Kinetic stability, defined as the rate of protein unfolding, is central to determining the functional lifetime of proteins, both in nature and in wide-ranging medical and biotechnological applications. Further, high kinetic stability is generally correlated with high resistance against chemical and thermal denaturation, as well as proteolytic degradation. Despite its significance, specific mechanisms governing kinetic stability remain largely unknown, and few studies address the rational design of kinetic stability. Here, we describe a method for designing protein kinetic stability that uses protein long-range order, absolute contact order, and simulated free energy barriers of unfolding to quantitatively analyze and predict unfolding kinetics. We analyze two β-trefoil proteins: hisactophilin, a quasi-three-fold symmetric natural protein with moderate stability, and ThreeFoil, a designed three-fold symmetric protein with extremely high kinetic stability. The quantitative analysis identifies marked differences in long-range interactions across the protein hydrophobic cores that partially account for the differences in kinetic stability. Swapping the core interactions of ThreeFoil into hisactophilin increases kinetic stability with close agreement between predicted and experimentally measured unfolding rates. These results demonstrate the predictive power of readily applied measures of protein topology for altering kinetic stability and recommend core engineering as a tractable target for rationally designing kinetic stability that may be widely applicable.

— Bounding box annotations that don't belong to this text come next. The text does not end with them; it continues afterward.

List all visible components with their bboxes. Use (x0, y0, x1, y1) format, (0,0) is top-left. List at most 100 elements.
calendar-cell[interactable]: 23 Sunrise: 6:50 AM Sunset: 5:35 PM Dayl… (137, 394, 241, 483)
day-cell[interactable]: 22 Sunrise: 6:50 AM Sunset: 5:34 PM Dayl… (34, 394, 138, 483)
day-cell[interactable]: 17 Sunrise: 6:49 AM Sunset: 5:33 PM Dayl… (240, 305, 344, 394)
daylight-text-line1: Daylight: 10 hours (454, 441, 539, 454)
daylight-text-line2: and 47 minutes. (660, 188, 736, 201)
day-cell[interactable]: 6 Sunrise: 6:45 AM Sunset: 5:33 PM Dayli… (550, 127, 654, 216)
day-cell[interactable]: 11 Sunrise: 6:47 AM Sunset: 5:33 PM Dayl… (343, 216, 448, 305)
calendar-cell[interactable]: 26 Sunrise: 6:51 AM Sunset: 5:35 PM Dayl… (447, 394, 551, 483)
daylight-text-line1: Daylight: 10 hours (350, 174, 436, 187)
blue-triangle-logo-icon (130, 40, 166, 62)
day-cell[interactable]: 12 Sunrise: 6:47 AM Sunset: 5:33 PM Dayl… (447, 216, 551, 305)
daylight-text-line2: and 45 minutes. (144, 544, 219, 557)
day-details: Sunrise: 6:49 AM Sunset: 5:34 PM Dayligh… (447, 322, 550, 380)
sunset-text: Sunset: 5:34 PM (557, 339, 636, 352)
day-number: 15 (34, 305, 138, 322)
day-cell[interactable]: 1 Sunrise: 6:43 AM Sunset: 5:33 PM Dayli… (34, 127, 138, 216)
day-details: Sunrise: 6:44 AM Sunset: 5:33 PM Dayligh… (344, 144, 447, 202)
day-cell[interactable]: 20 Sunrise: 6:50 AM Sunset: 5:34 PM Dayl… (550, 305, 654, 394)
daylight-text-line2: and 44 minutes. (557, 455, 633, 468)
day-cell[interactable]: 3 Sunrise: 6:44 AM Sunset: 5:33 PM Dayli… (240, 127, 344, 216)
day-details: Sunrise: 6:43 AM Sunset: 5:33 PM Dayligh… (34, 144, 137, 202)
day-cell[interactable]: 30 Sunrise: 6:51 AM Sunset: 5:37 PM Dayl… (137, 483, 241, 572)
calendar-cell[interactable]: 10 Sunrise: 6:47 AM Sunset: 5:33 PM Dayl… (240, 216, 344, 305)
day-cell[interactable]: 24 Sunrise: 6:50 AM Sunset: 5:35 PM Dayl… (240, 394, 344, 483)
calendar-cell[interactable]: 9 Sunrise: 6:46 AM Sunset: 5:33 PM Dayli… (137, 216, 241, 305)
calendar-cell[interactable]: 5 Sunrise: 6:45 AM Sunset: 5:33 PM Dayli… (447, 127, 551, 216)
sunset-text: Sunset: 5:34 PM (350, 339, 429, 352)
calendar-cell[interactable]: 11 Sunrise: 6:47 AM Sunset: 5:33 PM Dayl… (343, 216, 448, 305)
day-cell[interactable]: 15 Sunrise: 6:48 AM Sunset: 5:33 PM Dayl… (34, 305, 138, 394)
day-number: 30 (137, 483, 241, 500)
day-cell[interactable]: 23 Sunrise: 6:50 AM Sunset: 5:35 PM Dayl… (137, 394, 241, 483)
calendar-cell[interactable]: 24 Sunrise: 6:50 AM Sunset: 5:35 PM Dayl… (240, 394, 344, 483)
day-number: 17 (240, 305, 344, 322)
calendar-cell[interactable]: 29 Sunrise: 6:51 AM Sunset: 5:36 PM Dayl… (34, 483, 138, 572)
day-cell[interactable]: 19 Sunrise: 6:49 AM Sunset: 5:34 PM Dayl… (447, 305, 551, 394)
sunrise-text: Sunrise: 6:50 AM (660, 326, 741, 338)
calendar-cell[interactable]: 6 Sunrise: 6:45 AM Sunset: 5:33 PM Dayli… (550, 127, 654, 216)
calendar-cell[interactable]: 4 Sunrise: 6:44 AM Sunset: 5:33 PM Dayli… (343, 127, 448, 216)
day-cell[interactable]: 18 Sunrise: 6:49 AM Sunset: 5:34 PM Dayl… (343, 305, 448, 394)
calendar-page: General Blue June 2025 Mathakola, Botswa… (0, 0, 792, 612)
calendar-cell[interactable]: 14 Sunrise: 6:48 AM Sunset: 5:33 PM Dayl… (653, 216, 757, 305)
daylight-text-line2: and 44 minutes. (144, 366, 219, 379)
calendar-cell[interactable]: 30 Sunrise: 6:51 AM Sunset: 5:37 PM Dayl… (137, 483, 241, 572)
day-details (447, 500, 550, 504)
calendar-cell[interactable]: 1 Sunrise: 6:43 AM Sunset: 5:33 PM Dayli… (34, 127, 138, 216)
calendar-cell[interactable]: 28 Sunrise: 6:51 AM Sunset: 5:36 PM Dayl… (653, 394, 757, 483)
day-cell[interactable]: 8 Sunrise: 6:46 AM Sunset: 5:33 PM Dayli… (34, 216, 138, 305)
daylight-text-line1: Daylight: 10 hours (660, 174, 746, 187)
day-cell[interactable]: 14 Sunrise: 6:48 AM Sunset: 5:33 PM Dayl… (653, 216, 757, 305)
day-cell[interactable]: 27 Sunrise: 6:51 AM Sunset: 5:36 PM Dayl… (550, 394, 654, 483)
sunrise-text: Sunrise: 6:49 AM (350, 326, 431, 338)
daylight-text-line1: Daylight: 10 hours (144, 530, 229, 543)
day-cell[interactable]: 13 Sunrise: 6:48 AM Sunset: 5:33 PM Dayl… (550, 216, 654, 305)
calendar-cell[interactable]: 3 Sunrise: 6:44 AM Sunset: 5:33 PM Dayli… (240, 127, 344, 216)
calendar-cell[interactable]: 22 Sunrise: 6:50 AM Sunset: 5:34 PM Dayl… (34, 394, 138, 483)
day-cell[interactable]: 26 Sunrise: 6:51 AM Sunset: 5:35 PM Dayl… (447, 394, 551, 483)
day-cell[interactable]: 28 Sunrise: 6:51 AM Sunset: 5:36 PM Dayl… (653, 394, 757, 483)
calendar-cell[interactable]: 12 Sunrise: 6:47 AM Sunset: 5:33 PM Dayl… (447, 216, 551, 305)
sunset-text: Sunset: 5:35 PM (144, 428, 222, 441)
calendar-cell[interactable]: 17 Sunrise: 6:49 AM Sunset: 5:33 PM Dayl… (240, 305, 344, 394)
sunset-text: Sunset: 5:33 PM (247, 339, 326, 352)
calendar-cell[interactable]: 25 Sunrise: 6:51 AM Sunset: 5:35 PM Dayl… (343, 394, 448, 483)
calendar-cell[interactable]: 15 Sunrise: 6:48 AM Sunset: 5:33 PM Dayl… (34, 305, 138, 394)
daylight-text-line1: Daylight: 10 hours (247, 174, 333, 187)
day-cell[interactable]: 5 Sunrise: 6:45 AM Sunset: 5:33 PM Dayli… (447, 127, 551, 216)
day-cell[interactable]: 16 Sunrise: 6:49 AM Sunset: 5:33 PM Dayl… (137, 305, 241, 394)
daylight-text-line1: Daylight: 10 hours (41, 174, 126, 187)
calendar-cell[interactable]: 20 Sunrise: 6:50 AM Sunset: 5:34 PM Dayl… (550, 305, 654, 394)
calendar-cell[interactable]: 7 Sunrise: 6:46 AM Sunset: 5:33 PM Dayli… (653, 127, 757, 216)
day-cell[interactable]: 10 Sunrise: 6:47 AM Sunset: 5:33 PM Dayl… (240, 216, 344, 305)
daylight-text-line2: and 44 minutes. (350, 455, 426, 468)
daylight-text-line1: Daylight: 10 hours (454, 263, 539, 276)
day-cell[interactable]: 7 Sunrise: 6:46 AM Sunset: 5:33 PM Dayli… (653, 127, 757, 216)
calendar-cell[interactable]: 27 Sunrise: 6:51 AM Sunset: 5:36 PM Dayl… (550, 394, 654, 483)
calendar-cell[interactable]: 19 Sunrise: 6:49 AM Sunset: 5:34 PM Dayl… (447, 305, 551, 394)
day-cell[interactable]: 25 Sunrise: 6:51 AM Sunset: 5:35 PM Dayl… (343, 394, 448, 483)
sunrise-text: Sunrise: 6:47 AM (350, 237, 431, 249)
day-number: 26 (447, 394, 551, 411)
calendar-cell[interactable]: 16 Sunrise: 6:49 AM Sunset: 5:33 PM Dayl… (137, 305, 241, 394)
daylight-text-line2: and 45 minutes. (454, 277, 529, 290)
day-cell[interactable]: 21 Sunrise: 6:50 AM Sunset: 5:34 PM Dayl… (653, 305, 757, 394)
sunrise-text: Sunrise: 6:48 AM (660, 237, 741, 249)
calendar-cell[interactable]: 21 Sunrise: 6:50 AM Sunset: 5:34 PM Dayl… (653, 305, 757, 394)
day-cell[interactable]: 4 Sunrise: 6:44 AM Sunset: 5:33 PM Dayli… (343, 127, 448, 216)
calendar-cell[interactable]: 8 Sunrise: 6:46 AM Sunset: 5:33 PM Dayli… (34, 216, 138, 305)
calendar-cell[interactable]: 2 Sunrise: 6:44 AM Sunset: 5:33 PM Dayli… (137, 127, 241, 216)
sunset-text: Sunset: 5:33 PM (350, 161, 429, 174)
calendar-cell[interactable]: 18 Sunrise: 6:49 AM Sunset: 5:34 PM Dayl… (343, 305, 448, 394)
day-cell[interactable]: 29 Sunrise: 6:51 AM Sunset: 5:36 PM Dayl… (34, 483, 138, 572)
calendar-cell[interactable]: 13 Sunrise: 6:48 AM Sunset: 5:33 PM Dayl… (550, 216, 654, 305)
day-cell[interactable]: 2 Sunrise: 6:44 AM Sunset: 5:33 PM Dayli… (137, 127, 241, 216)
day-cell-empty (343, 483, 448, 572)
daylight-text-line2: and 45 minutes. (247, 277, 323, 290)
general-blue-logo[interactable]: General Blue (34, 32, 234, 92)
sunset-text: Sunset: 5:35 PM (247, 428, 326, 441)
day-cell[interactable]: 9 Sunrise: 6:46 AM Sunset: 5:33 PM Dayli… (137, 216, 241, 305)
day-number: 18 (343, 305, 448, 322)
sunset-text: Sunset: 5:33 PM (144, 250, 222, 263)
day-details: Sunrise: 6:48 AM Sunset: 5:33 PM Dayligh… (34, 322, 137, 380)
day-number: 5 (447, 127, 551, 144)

Keywords: absolute contact order; kinetic stability; long-range order; protein engineering; protein topology; structure-based models; β-trefoil.

Grants and funding

We gratefully acknowledge funding from NSERC DG to EM, and NSERC CGS, NSERC MSFSS, and OGS to DA. LPJ was supported by a Women Scientist A fellowship (SR/WOS-A/CS-64/2018, 3 years, wef 01 February 2019), from the Department of Science and Technology (DST), Govt of India.